Yes. OpenAI released Whisper in September 2022 as open-source software under the MIT licence, including the model weights. Anyone can download it, run it, and ship a product built on it for free. That is precisely why nearly every Mac speech-to-text app uses it.

What is the best Whisper app for Mac?

Because they all run the same Whisper model, the better question is which app fits your workflow. EmberType is built for real-time dictation that types into any app, 100% offline. MacWhisper is strong for batch transcription of audio and video files. SuperWhisper offers a hybrid local-and-cloud approach. The accuracy floor is similar across all of them; latency, privacy architecture, and integration are what differ.

Is Whisper accurate?

Whisper's larger models are highly accurate for general speech, including accented and noisy audio, because it was trained on 680,000 hours of diverse real-world recordings. The tiny and base models are noticeably weaker and are best used only when speed or hardware constraints demand it. For dictation, a medium or large model is the realistic accuracy bar.

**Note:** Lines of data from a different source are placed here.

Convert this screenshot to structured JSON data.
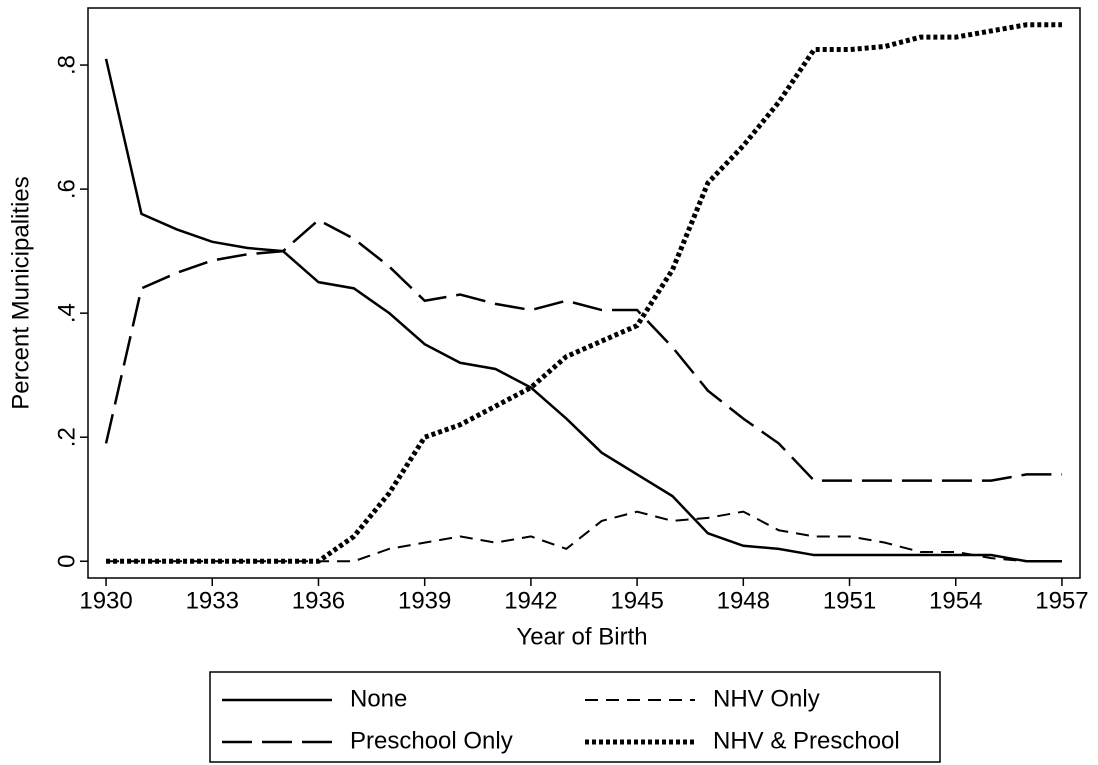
{
  "chart_data": {
    "type": "line",
    "x": [
      1930,
      1931,
      1932,
      1933,
      1934,
      1935,
      1936,
      1937,
      1938,
      1939,
      1940,
      1941,
      1942,
      1943,
      1944,
      1945,
      1946,
      1947,
      1948,
      1949,
      1950,
      1951,
      1952,
      1953,
      1954,
      1955,
      1956,
      1957
    ],
    "xlabel": "Year of Birth",
    "ylabel": "Percent Municipalities",
    "xlim": [
      1929.49,
      1957.51
    ],
    "ylim": [
      -0.027,
      0.892
    ],
    "xticks": [
      1930,
      1933,
      1936,
      1939,
      1942,
      1945,
      1948,
      1951,
      1954,
      1957
    ],
    "yticks": [
      0,
      {
        "value": 0.2,
        "label": ".2"
      },
      {
        "value": 0.4,
        "label": ".4"
      },
      {
        "value": 0.6,
        "label": ".6"
      },
      {
        "value": 0.8,
        "label": ".8"
      }
    ],
    "grid": false,
    "legend": "bottom",
    "series": [
      {
        "name": "None",
        "color": "#000000",
        "dash": "solid",
        "values": [
          0.81,
          0.56,
          0.535,
          0.515,
          0.505,
          0.5,
          0.45,
          0.44,
          0.4,
          0.35,
          0.32,
          0.31,
          0.28,
          0.23,
          0.175,
          0.14,
          0.105,
          0.045,
          0.025,
          0.02,
          0.01,
          0.01,
          0.01,
          0.01,
          0.01,
          0.01,
          0,
          0
        ]
      },
      {
        "name": "NHV Only",
        "color": "#000000",
        "dash": "short",
        "values": [
          0,
          0,
          0,
          0,
          0,
          0,
          0,
          0,
          0.02,
          0.03,
          0.04,
          0.03,
          0.04,
          0.02,
          0.065,
          0.08,
          0.065,
          0.07,
          0.08,
          0.05,
          0.04,
          0.04,
          0.03,
          0.015,
          0.015,
          0.005,
          0,
          0
        ]
      },
      {
        "name": "Preschool Only",
        "color": "#000000",
        "dash": "long",
        "values": [
          0.19,
          0.44,
          0.465,
          0.485,
          0.495,
          0.5,
          0.55,
          0.52,
          0.475,
          0.42,
          0.43,
          0.415,
          0.405,
          0.42,
          0.405,
          0.405,
          0.345,
          0.275,
          0.23,
          0.19,
          0.13,
          0.13,
          0.13,
          0.13,
          0.13,
          0.13,
          0.14,
          0.14
        ]
      },
      {
        "name": "NHV & Preschool",
        "color": "#000000",
        "dash": "dot",
        "values": [
          0,
          0,
          0,
          0,
          0,
          0,
          0,
          0.04,
          0.11,
          0.2,
          0.22,
          0.25,
          0.28,
          0.33,
          0.355,
          0.38,
          0.47,
          0.61,
          0.67,
          0.74,
          0.825,
          0.825,
          0.83,
          0.845,
          0.845,
          0.855,
          0.865,
          0.865
        ]
      }
    ]
  }
}
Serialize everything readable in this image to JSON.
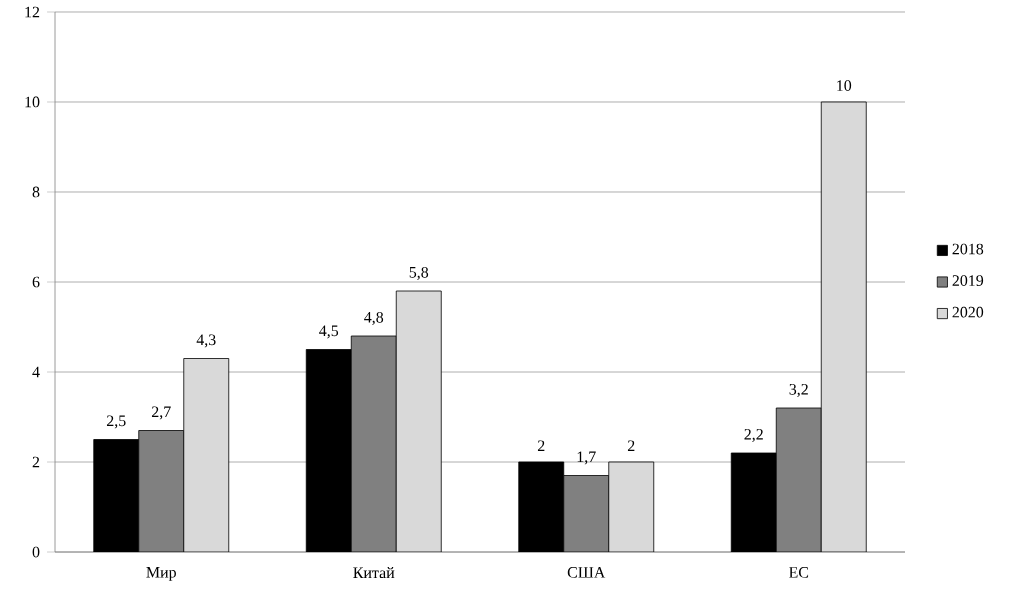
{
  "chart_data": {
    "type": "bar",
    "categories": [
      "Мир",
      "Китай",
      "США",
      "ЕС"
    ],
    "series": [
      {
        "name": "2018",
        "color": "#000000",
        "values": [
          2.5,
          4.5,
          2,
          2.2
        ],
        "value_labels": [
          "2,5",
          "4,5",
          "2",
          "2,2"
        ]
      },
      {
        "name": "2019",
        "color": "#808080",
        "values": [
          2.7,
          4.8,
          1.7,
          3.2
        ],
        "value_labels": [
          "2,7",
          "4,8",
          "1,7",
          "3,2"
        ]
      },
      {
        "name": "2020",
        "color": "#d9d9d9",
        "values": [
          4.3,
          5.8,
          2,
          10
        ],
        "value_labels": [
          "4,3",
          "5,8",
          "2",
          "10"
        ]
      }
    ],
    "ylim": [
      0,
      12
    ],
    "yticks": [
      0,
      2,
      4,
      6,
      8,
      10,
      12
    ],
    "grid": "y",
    "legend": "right"
  }
}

Can Whisper run offline on a Mac?

Yes. Whisper runs entirely on-device on Apple Silicon, with no internet connection required. Optimised implementations such as whisper.cpp use the Mac's GPU and Neural Engine to run even the large models at usable speeds. An app that runs Whisper locally never has to send your audio anywhere.

What is whisper.cpp?

whisper.cpp is an open-source, high-performance reimplementation of Whisper in C/C++, created by Georgi Gerganov. It is heavily optimised for Apple Silicon and is the engine behind a large share of the Whisper-based Mac apps on the market. It is one of the main reasons running Whisper locally on a Mac became practical.

Is Whisper still the best speech recognition model?

As of 2026 Whisper remains the default for most local speech apps, but it is no longer the only strong open model — newer options from other labs now compete on speed and accuracy. The healthy way to read this is that the model layer keeps improving and commoditising further, which only reinforces the point of this essay: the model is not the moat.